Find the volume of the solid obtained by rotating the region bounded by the given curves about the specified axis. \( y=0, y=x(3-x) \) about the axis \( x=0 \)

To find the volume of the solid obtained by rotating the region bounded by the curves \( y=0 \) and \( y=x(3-x) \) about the axis \( x=0 \), we can use the method of cylindrical shells. The region bounded by the curves is a triangle with vertices at \( (0,0) \), \( (3,0) \), and \( (1,2) \). When rotating this region about the axis \( x=0 \), we will get a solid with a circular cross-section. The radius of each cylindrical shell will be the distance from the axis of rotation to the curve, which is \( x \), and the height of each cylindrical shell will be the difference between the two curves, which is \( x(3-x) \). The volume of each cylindrical shell is given by \( 2\pi x \cdot x(3-x) \). To find the total volume, we need to integrate this expression from \( x=0 \) to \( x=3 \). Let's calculate the volume using the given curves and the axis of rotation.

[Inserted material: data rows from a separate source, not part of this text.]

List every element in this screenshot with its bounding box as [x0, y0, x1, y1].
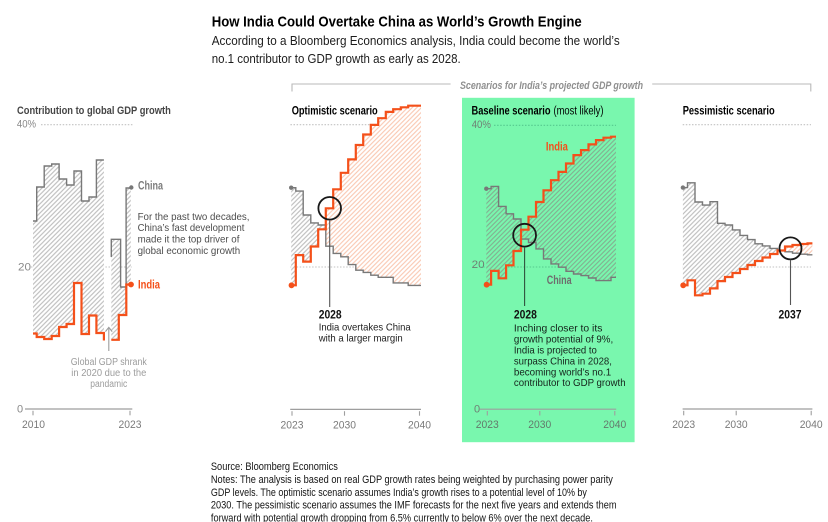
svg-text:Source: Bloomberg Economics: Source: Bloomberg Economics: [211, 461, 338, 473]
svg-text:no.1 contributor to GDP growth: no.1 contributor to GDP growth as early …: [212, 52, 461, 66]
svg-text:becoming world’s no.1: becoming world’s no.1: [514, 366, 611, 378]
svg-text:For the past two decades,: For the past two decades,: [138, 211, 250, 223]
svg-text:2023: 2023: [281, 419, 304, 431]
svg-text:2040: 2040: [408, 419, 431, 431]
svg-text:2030: 2030: [528, 419, 551, 431]
svg-text:2023: 2023: [672, 419, 695, 431]
svg-text:2040: 2040: [603, 419, 626, 431]
svg-text:2023: 2023: [476, 419, 499, 431]
svg-text:2023: 2023: [119, 419, 142, 431]
svg-text:2010: 2010: [22, 419, 45, 431]
svg-text:2040: 2040: [800, 419, 823, 431]
svg-text:2030: 2030: [333, 419, 356, 431]
svg-text:Global GDP shrank: Global GDP shrank: [71, 357, 148, 368]
svg-text:How India Could Overtake China: How India Could Overtake China as World’…: [212, 14, 582, 31]
svg-text:2030: 2030: [725, 419, 748, 431]
svg-text:pandamic: pandamic: [90, 379, 127, 390]
svg-text:2030. The pessimistic scenario: 2030. The pessimistic scenario assumes t…: [211, 500, 617, 512]
svg-text:0: 0: [474, 404, 480, 416]
svg-text:40%: 40%: [472, 119, 491, 131]
svg-text:China: China: [138, 181, 163, 193]
svg-text:20: 20: [472, 259, 485, 271]
svg-text:India is projected to: India is projected to: [514, 345, 597, 357]
svg-text:Baseline scenario(most likely): Baseline scenario (most likely): [472, 106, 604, 118]
svg-text:Scenarios for India’s projecte: Scenarios for India’s projected GDP grow…: [460, 80, 643, 92]
svg-text:contributor to GDP growth: contributor to GDP growth: [514, 377, 626, 389]
svg-text:2037: 2037: [779, 307, 802, 321]
svg-text:global economic growth: global economic growth: [138, 245, 241, 257]
svg-text:According to a Bloomberg Econo: According to a Bloomberg Economics analy…: [212, 34, 620, 48]
svg-text:with a larger margin: with a larger margin: [318, 332, 403, 344]
svg-text:2028: 2028: [319, 307, 342, 321]
svg-text:China’s fast development: China’s fast development: [138, 222, 245, 234]
svg-text:India overtakes China: India overtakes China: [319, 321, 411, 333]
svg-text:40%: 40%: [17, 118, 36, 130]
svg-text:forward with potential growth: forward with potential growth dropping f…: [211, 512, 593, 522]
svg-text:0: 0: [17, 404, 23, 416]
svg-text:GDP levels. The optimistic sce: GDP levels. The optimistic scenario assu…: [211, 487, 587, 499]
svg-text:India: India: [138, 279, 160, 291]
svg-text:2028: 2028: [514, 307, 537, 321]
svg-text:China: China: [547, 275, 572, 287]
svg-text:surpass China in 2028,: surpass China in 2028,: [514, 355, 612, 367]
svg-text:made it the top driver of: made it the top driver of: [138, 234, 240, 246]
svg-text:20: 20: [18, 262, 31, 274]
svg-text:in 2020 due to the: in 2020 due to the: [71, 368, 146, 379]
svg-text:Inching closer to its: Inching closer to its: [514, 323, 603, 335]
svg-text:growth potential of 9%,: growth potential of 9%,: [514, 334, 613, 346]
svg-text:Pessimistic scenario: Pessimistic scenario: [683, 106, 775, 118]
svg-text:Contribution to global GDP gro: Contribution to global GDP growth: [17, 105, 171, 117]
svg-text:Optimistic scenario: Optimistic scenario: [292, 106, 378, 118]
svg-text:Notes: The analysis is based o: Notes: The analysis is based on real GDP…: [211, 474, 613, 486]
svg-text:India: India: [546, 141, 568, 153]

Evaluate the integral by following steps: - step0: Evaluate using formulas and rules: \(\int_{0}^{3} 2\pi x\times x\left(3-x\right) dx\) - step1: Multiply the terms: \(\int_{0}^{3} 6\pi x^{2}-2\pi x^{3} dx\) - step2: Evaluate the integral: \(\int 6\pi x^{2}-2\pi x^{3} dx\) - step3: Use properties of integrals: \(\int 6\pi x^{2} dx-\int 2\pi x^{3} dx\) - step4: Evaluate the integral: \(2\pi x^{3}-\frac{\pi }{2}x^{4}\) - step5: Return the limits: \(\left(2\pi x^{3}-\frac{\pi }{2}x^{4}\right)\bigg |_{0}^{3}\) - step6: Calculate the value: \(54\pi -\frac{81\pi }{2}\) - step7: Calculate: \(\frac{27\pi }{2}\) The volume of the solid obtained by rotating the region bounded by the curves \( y=0 \) and \( y=x(3-x) \) about the axis \( x=0 \) is \( \frac{27\pi}{2} \) cubic units.